C’est exactement ce que cherche aussi, à la même époque, le Français Roger Reboussin dont les tableaux se rapprochent beaucoup de ceux de Liljefors. Les deux artistes se sont-ils rencontrés ? C’est probable, d’autant que le Suédois a participé à Paris, en 1912, au premier salon des artistes animaliers. Reboussin avait alors 31 ans. Nous n’avons malheureusement aucune trace des échanges entre les deux peintres.
On retrouve chez ces deux artistes la touche « impressionniste », le refus de l’académisme et le souci de peindre sur le vif. Liljefors fait son chemin. En 1906, il devient membre de l’Académie des arts de Berlin, puis, en 1919, docteur honoris causa de l’université de Rostock.
Il a passé le plus clair de sa vie dans sa région d’origine autour d’Uppsala, avant de s’installer dans l’archipel de Stockholm au cours de l’été 1894. Avec ses forêts, ses prairies et son archipel, l’Uppland regorge de paysages variés, ce qui en fait un cadre idéal pour un naturaliste. On a ouvert au public son pavillon de chasse à Bullerön, ainsi que son atelier.
En 1932, à la fin de sa vie, il s’installe sur l’île de Kungsholmen, dans un appartement de trois étages où il rédige ses mémoires, Det vildas rike (Le royaume sauvage), publiées en 1934. Un livre à rapprocher de celui de Reboussin, « Contes de ma vie sauvage ».

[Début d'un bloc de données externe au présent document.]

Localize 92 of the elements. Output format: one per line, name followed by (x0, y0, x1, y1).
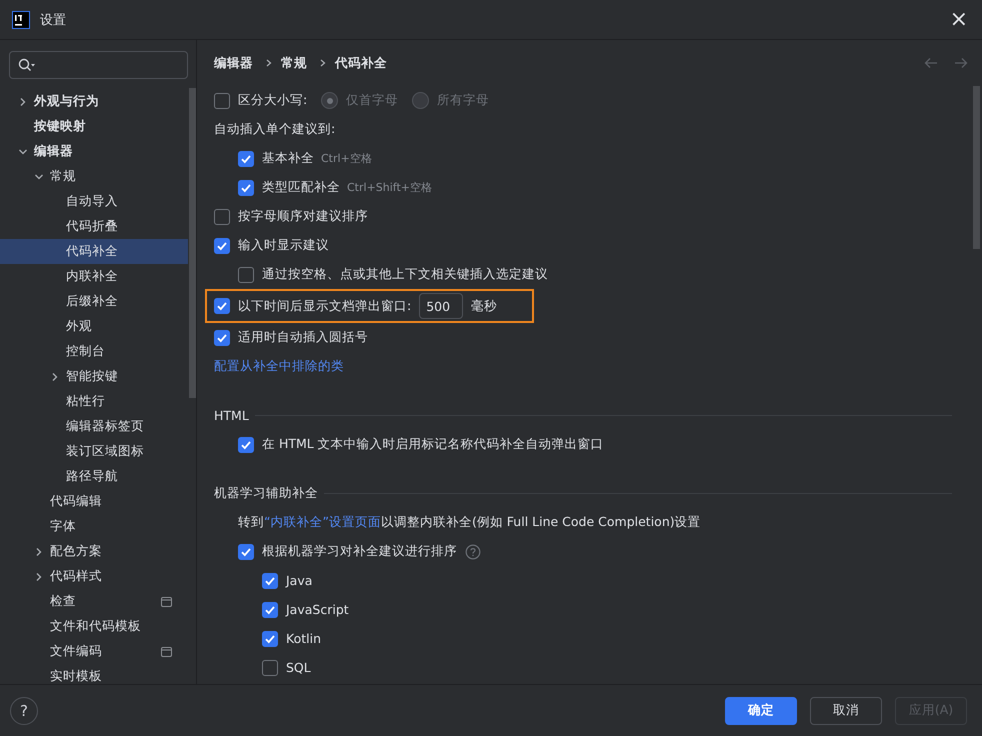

À sa mort, en 1939, on l’inhuma dans le cimetière d’Uppsala.
Jusqu’au bout, il a appliqué son principe : peindre l’animal en liberté. C’est ce qui ressort des œuvres présentées à Paris comme cette martre qui saisit un tétras à la gorge, ce chat qui bondit sur un passereau ou cet autour fondant sur des tétras. On voit aussi un renard pris par des jagdterriers. Une manière de rappeler qu’il était chasseur.
Une centaine d’œuvres
Liliefors aimait la vie au grand air. Il pouvait monter un chevalet sur une barque pour aller observer les canards sur un étang ou se dissimuler de longues heures dans la forêt de sapins pour surprendre une compagnie de tétras-lyre. Excellent gymnaste, il lui arrivait même de grimper aux arbres pour aller peindre des nids.

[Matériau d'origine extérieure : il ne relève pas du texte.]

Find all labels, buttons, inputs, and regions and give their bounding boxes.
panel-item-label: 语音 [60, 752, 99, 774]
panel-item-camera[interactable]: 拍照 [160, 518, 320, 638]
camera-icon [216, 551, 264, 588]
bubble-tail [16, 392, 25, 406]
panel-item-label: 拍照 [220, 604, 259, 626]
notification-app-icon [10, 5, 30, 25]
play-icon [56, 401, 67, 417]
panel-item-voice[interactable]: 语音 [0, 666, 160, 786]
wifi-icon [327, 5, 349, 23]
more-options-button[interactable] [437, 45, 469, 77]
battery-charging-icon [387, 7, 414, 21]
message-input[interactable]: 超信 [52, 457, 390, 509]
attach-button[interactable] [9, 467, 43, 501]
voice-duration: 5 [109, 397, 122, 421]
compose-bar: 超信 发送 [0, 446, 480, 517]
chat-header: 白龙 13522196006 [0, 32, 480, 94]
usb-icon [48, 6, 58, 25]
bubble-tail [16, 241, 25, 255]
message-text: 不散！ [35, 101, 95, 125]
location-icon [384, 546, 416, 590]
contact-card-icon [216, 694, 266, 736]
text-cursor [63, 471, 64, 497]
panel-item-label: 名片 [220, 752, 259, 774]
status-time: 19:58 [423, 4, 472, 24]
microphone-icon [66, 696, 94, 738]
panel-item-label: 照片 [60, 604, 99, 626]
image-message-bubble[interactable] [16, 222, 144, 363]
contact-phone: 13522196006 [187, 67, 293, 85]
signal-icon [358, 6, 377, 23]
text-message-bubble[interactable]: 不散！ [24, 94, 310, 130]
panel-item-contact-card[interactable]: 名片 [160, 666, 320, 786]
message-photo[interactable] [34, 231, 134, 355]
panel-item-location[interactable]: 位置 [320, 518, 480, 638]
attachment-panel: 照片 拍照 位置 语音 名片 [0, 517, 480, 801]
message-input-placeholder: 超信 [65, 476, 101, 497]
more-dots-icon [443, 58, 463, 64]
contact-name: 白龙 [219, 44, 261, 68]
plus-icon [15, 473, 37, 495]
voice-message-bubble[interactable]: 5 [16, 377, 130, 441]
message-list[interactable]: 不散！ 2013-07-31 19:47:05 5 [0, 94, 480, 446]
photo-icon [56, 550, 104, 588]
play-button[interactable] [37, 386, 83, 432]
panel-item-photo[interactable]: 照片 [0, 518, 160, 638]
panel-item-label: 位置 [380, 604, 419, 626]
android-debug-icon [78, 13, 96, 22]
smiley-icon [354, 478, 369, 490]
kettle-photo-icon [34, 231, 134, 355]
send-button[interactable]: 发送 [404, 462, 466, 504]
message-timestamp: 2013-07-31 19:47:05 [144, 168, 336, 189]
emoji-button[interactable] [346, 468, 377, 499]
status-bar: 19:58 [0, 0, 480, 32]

Une grande toile représente le peintre, élégant dans sa veste de chasse, adossé à un arbre enneigé. Il paraît que le confort de son pavillon était rustique et que Anders Zorn, son ami et « portraitiste », plia bagage plus vite que prévu.
On pourra voir aussi un extrait du film Le peintre animalier Bruno Liljefors. Datant de 1917, il a été réalisé alors qu’il était déjà célèbre et vivait dans son manoir d’Österbybruck. L’artiste est entouré de toutes sortes d’animaux.
On le voit nourrir un hibou grand-duc et jouer avec un renard. Le film le montre également en train d’installer son chevalet sur une barque.
L’exposition réunit une centaine d’œuvres venues presque exclusivement de Suède. Elles nous sont présentées comme « le meilleur du travail de l’artiste » durant la première moitié de sa carrière, c’est-à-dire jusqu’à la Première Guerre mondiale. À ne pas rater.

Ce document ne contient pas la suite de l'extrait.